A North Carolina man and alleged “serial killer” was sentenced to life in federal prison in South Carolina earlier this week.
Daniel Glen Printz, 59, killed 80-year-old Edna Suttles in August 2021. The defendant admittedly kidnapped the victim after the two met at a Food Lion in Travelers Rest, S.C. He entered a plea agreement earlier this month which was unsealed on Tuesday, June 21.
Printz bought some yogurt that day and went back to Suttles’ home with her. He returned to the Food Lion later that day, surveillance footage showed, with the woman markedly subdued but still alive. There, he put Suttles into his car and eventually traveled across state lines – turning the ensuing murder into a federal crime. Before that, however, a different surveillance camera caught the defendant dropping Suttles’ car off at a hotel and wiping down the inside of the vehicle.
The octogenarian missed work the day after she was abducted. Concerned co-workers reported the odd no-call, no-show and the Greenville County Sheriff’s Office began an investigation – quickly ascertaining that Printz was involved in the woman’s disappearance, the U.S. Department of Justice noted in a press release.
A search of the defendant’s home turned up Suttles’ keys, bank card, jewelry, and pocketbook – all stashed away in a bee box “on a remote part” of Printz’s property, federal prosecutors said.
“Investigators also found a yogurt cup — opened — and a forensic lab analysis determined the interior of the cup contained Lorazepam, Tramadol, and Cyclobenzaprine,” the press release noted.
After those discoveries, Printz was arrested and began cooperating with law enforcement. On May 16, 2022, he took investigators to a property in Rutherford County, N.C. where he buried the victim’s body.
Over the course of the investigation, authorities learned the defendant was responsible for the disappearances or deaths of three additional women – Nancy Rego, Delores Sellers, and Leigh Goodman. Printz would later confirm his role in those cases in testimony before a court in Greenville, S.C.

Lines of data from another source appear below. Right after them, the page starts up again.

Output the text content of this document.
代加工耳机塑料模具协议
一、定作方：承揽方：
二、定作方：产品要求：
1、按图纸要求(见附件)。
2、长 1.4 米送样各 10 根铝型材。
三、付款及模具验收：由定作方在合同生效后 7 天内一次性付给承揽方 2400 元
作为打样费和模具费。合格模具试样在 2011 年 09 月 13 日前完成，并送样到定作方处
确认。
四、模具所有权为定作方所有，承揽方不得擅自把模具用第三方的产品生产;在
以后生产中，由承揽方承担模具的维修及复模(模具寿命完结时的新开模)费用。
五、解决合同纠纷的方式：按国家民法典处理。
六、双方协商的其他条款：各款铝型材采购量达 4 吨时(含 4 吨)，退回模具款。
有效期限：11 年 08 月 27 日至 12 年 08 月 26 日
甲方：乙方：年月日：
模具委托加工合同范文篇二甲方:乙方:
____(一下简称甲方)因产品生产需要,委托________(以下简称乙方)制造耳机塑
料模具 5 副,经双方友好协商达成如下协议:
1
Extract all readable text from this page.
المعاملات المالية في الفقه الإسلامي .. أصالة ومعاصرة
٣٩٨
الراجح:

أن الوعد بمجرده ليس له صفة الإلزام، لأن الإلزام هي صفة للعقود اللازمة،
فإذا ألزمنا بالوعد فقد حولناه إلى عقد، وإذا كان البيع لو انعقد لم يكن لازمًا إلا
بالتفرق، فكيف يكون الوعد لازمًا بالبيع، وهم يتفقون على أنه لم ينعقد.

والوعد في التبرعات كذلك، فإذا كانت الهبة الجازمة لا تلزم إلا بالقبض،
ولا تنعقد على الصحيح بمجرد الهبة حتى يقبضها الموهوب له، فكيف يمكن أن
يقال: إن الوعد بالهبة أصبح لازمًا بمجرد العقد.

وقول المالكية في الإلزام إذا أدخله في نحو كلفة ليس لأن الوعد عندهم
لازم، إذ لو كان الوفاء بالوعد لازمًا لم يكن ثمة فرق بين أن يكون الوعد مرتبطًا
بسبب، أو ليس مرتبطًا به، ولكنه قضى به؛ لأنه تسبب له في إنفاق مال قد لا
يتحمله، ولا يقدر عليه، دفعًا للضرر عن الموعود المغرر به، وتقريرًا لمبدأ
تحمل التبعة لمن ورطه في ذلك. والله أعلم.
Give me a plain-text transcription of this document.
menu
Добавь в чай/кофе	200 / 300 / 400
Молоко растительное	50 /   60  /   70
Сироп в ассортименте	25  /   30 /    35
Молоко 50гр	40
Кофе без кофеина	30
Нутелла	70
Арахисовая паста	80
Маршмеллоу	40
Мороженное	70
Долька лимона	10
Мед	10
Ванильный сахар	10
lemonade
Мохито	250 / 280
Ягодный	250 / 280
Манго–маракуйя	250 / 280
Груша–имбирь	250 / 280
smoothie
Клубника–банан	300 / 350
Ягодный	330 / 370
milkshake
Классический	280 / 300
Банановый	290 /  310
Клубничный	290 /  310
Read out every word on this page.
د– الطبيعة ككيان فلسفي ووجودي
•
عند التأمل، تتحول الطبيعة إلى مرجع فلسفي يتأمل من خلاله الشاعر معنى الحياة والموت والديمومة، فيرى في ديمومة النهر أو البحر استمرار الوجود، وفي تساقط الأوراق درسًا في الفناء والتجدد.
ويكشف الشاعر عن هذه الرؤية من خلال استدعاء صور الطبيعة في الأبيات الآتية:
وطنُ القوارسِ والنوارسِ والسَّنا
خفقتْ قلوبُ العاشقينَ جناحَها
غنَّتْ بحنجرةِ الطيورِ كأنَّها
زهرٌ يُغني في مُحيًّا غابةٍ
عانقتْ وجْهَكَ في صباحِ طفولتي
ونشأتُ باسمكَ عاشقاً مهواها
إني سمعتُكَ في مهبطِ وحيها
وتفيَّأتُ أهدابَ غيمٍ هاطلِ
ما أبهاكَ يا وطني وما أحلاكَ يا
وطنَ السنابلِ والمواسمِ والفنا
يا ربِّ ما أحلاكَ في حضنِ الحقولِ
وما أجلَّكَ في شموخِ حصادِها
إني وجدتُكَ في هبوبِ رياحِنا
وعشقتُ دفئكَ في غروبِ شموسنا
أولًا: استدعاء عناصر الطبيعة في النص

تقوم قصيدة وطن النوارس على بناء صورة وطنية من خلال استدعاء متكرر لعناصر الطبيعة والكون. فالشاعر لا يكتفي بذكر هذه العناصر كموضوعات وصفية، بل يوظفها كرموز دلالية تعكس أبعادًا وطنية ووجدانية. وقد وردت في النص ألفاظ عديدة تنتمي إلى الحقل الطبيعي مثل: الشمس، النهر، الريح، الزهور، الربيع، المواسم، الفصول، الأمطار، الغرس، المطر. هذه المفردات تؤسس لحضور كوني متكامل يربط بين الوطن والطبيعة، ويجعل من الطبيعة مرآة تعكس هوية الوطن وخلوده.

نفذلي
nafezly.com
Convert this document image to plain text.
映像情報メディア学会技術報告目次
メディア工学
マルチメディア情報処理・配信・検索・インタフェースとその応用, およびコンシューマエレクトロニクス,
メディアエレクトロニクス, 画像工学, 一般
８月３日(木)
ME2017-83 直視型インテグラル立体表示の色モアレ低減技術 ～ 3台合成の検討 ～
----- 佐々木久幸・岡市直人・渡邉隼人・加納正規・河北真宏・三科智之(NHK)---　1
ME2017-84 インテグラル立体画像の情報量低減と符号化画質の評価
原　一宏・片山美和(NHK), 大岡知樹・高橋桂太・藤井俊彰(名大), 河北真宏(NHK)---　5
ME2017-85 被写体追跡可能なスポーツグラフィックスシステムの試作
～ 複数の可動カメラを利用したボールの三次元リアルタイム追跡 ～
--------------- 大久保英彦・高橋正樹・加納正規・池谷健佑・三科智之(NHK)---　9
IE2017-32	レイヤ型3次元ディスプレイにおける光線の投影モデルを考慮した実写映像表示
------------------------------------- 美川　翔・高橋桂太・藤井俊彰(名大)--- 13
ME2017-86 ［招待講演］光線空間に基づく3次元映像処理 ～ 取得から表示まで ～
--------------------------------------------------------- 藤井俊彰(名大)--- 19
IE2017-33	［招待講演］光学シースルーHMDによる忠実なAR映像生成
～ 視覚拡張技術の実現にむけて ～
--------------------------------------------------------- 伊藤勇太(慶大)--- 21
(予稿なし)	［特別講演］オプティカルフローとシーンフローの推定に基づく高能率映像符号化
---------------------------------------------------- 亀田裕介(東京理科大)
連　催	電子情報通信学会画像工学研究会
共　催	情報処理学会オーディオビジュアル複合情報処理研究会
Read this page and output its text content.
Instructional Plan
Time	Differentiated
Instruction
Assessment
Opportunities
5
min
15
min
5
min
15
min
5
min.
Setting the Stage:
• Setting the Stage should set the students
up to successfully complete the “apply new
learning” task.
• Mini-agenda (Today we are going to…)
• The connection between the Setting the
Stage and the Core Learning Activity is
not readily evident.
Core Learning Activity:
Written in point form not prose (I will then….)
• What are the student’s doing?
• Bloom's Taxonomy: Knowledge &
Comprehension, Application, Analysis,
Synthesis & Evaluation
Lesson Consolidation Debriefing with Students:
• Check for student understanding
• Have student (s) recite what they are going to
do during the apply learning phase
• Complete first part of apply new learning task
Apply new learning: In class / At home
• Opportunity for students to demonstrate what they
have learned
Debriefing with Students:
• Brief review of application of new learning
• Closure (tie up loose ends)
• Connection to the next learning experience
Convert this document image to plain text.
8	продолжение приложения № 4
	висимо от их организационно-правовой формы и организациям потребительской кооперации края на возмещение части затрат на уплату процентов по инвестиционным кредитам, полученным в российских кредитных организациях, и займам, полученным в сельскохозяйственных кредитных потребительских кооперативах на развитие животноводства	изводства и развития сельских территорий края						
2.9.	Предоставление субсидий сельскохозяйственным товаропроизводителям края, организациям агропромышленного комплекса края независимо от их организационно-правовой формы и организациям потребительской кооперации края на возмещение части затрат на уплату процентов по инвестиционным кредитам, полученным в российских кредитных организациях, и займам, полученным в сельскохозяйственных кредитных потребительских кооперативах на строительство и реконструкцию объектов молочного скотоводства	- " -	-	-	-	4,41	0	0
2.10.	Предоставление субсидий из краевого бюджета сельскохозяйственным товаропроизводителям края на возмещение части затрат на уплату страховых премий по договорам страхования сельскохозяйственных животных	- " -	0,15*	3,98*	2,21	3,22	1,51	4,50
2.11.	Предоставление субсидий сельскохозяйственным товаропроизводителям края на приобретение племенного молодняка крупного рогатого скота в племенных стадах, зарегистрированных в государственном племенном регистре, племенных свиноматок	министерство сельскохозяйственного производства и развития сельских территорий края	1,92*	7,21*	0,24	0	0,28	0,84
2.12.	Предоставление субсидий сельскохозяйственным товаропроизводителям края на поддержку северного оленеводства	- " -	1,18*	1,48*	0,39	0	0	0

“Make no mistake that he is categorized as a serial killer,” Greenville County Sheriff Hobart Lewis said at press conference on Wednesday, according to Goldboro, N.C.-based CBS affiliate WNCN.
According to the terms of the defendant’s plea agreement, Printz cannot be federally prosecuted in connection with the three other murders and disappearances. Federal prosecutors also agreed not to seek the death penalty in the Suttles case and will “recommend” that Printz not be prosecuted “for any similar or related state crimes stemming from the conduct” described in his plea agreement. Ultimately, however, that decision will be left to state law enforcement.
“Printz is a monster who has a long history of targeting, kidnapping, and killing women – causing unimaginable loss to his victims and their families,” U.S. Attorney Corey F. Ellis said. “He has earned every day of his life sentence, and our communities are safer with him in a prison cell. We are grateful that the Court delivered justice today and we hope it provides some measure of comfort for the victims’ families.”
Though he was sentenced to life in prison without the possibility of parole, U.S. District Judge Donald C. Coggins Jr. also gave Printz an additional five years of supervised release “should he ever be released, with mandatory, standard and special conditions,” a minute entry on the federal docket notes.
The criminal complaint against the defendant was recently unsealed but that change has yet to take effect on the federal docket.